Despite reporting that the Khorramshahr missile was not tested in September, the Iranian media and defense establishment has continued to act as if the missile was successfully tested then. While it is tempting to see the video as a response to President Trump and President Macron – both of whom cited Iran’s ballistic missile program as a problem in their floor speeches at the United Nations General Assembly (UNGA) – this may not have been the primary force driving Tehran to pass off the never before seen footage of its January launch as proof of a September test. Rather, the motivation was likely more domestic, just as it was when Tehran fired six SRBMs into the Syrian theater in June 2017.
During last year’s Sacred Defense Week military parade, Iran unveiled an upgraded single-stage solid-fueled SRBM called the Zulfiqar. Shortly after the unveiling, Iran tested the missile. That was also around the same time a promise was made by Iranian defense officials that next year, a new missile called the Khorramshahr would make its debut. Given all the commentary by Iranian officials from September 2016 – September 2017 about the need to increase their missile power, it would have been odd for Tehran to not unveil and/or test any missiles during the one time of the year they are most expected: a military parade commemorating the Iran-Iraq War. As a reminder, it was amid the Iran-Iraq War that the newly formed Islamic Republic laid the foundations for its ballistic missile program by drawing on Syrian military assistance and Libyan and North Korean missile technology. Fast forward to 2017, and according to the new Director of National Intelligence (DNI), Iran now has “the largest inventory of ballistic missiles in the Middle East.” This is an assessment the previous DNI shared as well.
Why would Tehran lie?
Iran’s incentive to misrepresent its missile power should not be underestimated. In the past, Tehran has even doctored images and video of its missile and rocket tests, looking to intimidate adversaries while justifying its investments in the missile program to a domestic audience. Yet, none of this means Iran’s missile arsenal doesn’t constitute a threat. Rather, the Islamic Republic likely aimed to make good on its promise to unveil the Khorramshahr, as well as continue to hype the Sacred Defense Week parades in the JCPOA implementation-era. Moreover, by re-upping a key dividend of the Iran-Iraq War – ballistic missiles – regime elites could be looking to prepare the public to harken back to other virtues of the conflict, such as national sacrifice and self-sufficiency.

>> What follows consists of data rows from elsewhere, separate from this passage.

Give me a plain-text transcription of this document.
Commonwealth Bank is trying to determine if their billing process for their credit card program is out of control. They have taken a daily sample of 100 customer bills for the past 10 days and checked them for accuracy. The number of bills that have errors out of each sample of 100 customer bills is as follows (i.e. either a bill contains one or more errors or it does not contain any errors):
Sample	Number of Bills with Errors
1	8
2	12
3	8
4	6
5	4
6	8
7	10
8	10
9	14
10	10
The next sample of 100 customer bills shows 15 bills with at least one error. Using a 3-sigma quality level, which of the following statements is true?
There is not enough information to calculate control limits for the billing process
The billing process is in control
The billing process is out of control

However, if the test had been real and occurred in September, it would indicate a marked escalation by Tehran. Since being put “on notice” by the Trump administration in February, Tehran has not flight-tested a nuclear-capable MRBM with a functioning reentry vehicle. Feigning a missile test by re-upping an old video that inhibits making a battle damage assessment is one way to signal resolve to your domestic audience without crossing redlines or tripwires as established by your foreign adversary. However, the U.S. should not rest assured. This situation will almost certainly not be permanent, and Tehran has a demonstrated track record of testing red lines to see if they have faded and turned pink.

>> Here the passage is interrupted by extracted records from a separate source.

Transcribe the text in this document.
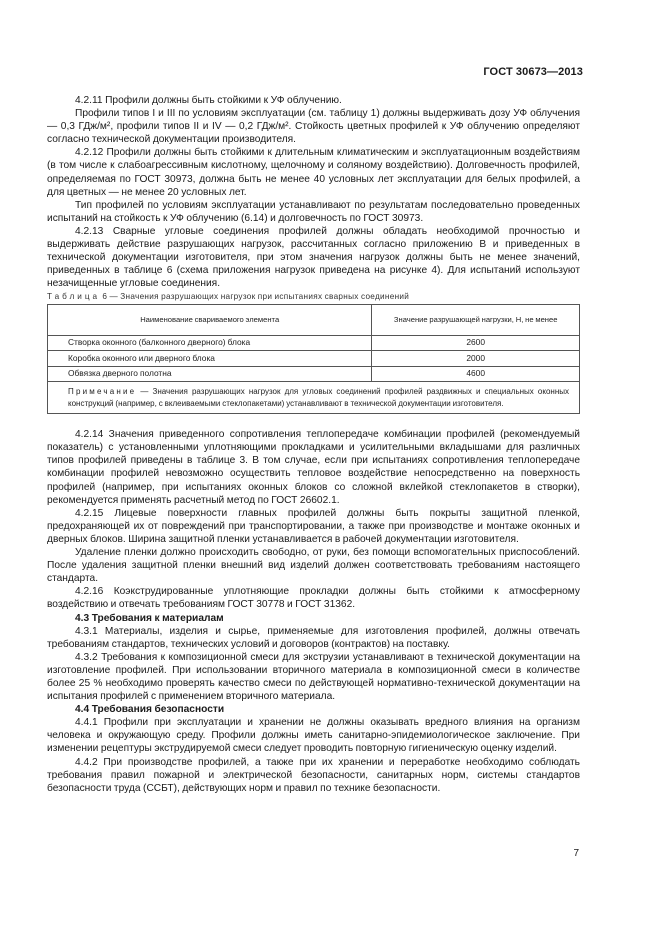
ГОСТ 30673—2013

4.2.11 Профили должны быть стойкими к УФ облучению.

Профили типов I и III по условиям эксплуатации (см. таблицу 1) должны выдерживать дозу УФ облучения — 0,3 ГДж/м², профили типов II и IV — 0,2 ГДж/м². Стойкость цветных профилей к УФ облучению определяют согласно технической документации производителя.

4.2.12 Профили должны быть стойкими к длительным климатическим и эксплуатационным воздействиям (в том числе к слабоагрессивным кислотному, щелочному и соляному воздействию). Долговечность профилей, определяемая по ГОСТ 30973, должна быть не менее 40 условных лет эксплуатации для белых профилей, а для цветных — не менее 20 условных лет.

Тип профилей по условиям эксплуатации устанавливают по результатам последовательно проведенных испытаний на стойкость к УФ облучению (6.14) и долговечность по ГОСТ 30973.

4.2.13 Сварные угловые соединения профилей должны обладать необходимой прочностью и выдерживать действие разрушающих нагрузок, рассчитанных согласно приложению В и приведенных в технической документации изготовителя, при этом значения нагрузок должны быть не менее значений, приведенных в таблице 6 (схема приложения нагрузок приведена на рисунке 4). Для испытаний используют незачищенные угловые соединения.

Таблица 6 — Значения разрушающих нагрузок при испытаниях сварных соединений

Наименование свариваемого элемента	Значение разрушающей нагрузки, Н, не менее
Створка оконного (балконного дверного) блока	2600
Коробка оконного или дверного блока	2000
Обвязка дверного полотна	4600
Примечание — Значения разрушающих нагрузок для угловых соединений профилей раздвижных и специальных оконных конструкций (например, с вклеиваемыми стеклопакетами) устанавливают в технической документации изготовителя.	

4.2.14 Значения приведенного сопротивления теплопередаче комбинации профилей (рекомендуемый показатель) с установленными уплотняющими прокладками и усилительными вкладышами для различных типов профилей приведены в таблице 3. В том случае, если при испытаниях сопротивления теплопередаче комбинации профилей невозможно осуществить тепловое воздействие непосредственно на поверхность профилей (например, при испытаниях оконных блоков со сложной вклейкой стеклопакетов в створки), рекомендуется применять расчетный метод по ГОСТ 26602.1.

4.2.15 Лицевые поверхности главных профилей должны быть покрыты защитной пленкой, предохраняющей их от повреждений при транспортировании, а также при производстве и монтаже оконных и дверных блоков. Ширина защитной пленки устанавливается в рабочей документации изготовителя.

Удаление пленки должно происходить свободно, от руки, без помощи вспомогательных приспособлений. После удаления защитной пленки внешний вид изделий должен соответствовать требованиям настоящего стандарта.

4.2.16 Коэкструдированные уплотняющие прокладки должны быть стойкими к атмосферному воздействию и отвечать требованиям ГОСТ 30778 и ГОСТ 31362.

4.3 Требования к материалам

4.3.1 Материалы, изделия и сырье, применяемые для изготовления профилей, должны отвечать требованиям стандартов, технических условий и договоров (контрактов) на поставку.

4.3.2 Требования к композиционной смеси для экструзии устанавливают в технической документации на изготовление профилей. При использовании вторичного материала в композиционной смеси в количестве более 25 % необходимо проверять качество смеси по действующей нормативно-технической документации на испытания профилей с применением вторичного материала.

4.4 Требования безопасности

4.4.1 Профили при эксплуатации и хранении не должны оказывать вредного влияния на организм человека и окружающую среду. Профили должны иметь санитарно-эпидемиологическое заключение. При изменении рецептуры экструдируемой смеси следует проводить повторную гигиеническую оценку изделий.

4.4.2 При производстве профилей, а также при их хранении и переработке необходимо соблюдать требования правил пожарной и электрической безопасности, санитарных норм, системы стандартов безопасности труда (ССБТ), действующих норм и правил по технике безопасности.

7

How many missiles has Iran launched since inking the JCPOA?
Since agreeing to the JCPOA in July 2015 until the Trump administration’s “on notice” warning, Tehran launched up to 14 ballistic missiles. This number is inclusive of all Persian and English language reporting on launches (failed or successful) of non-nuclear and nuclear capable short, medium, and intermediate range SSMs with a ballistic trajectory and SLVs. It is thus inclusive of the January 2017 Khorramshahr test. Since then, Tehran has launched two Hormuz-2 anti-ship ballistic missiles (ASBMs) at its own barges in the Persian Gulf, fired six SRBMs into the Syrian theater, and once tested another SLV. Using the same criterion (which ignores the ASBMs) brings the number of launches by Tehran from July 2015 – to present up to 21. Had the Khorramshahr been actually tested by Tehran in September, then that number would now be 22.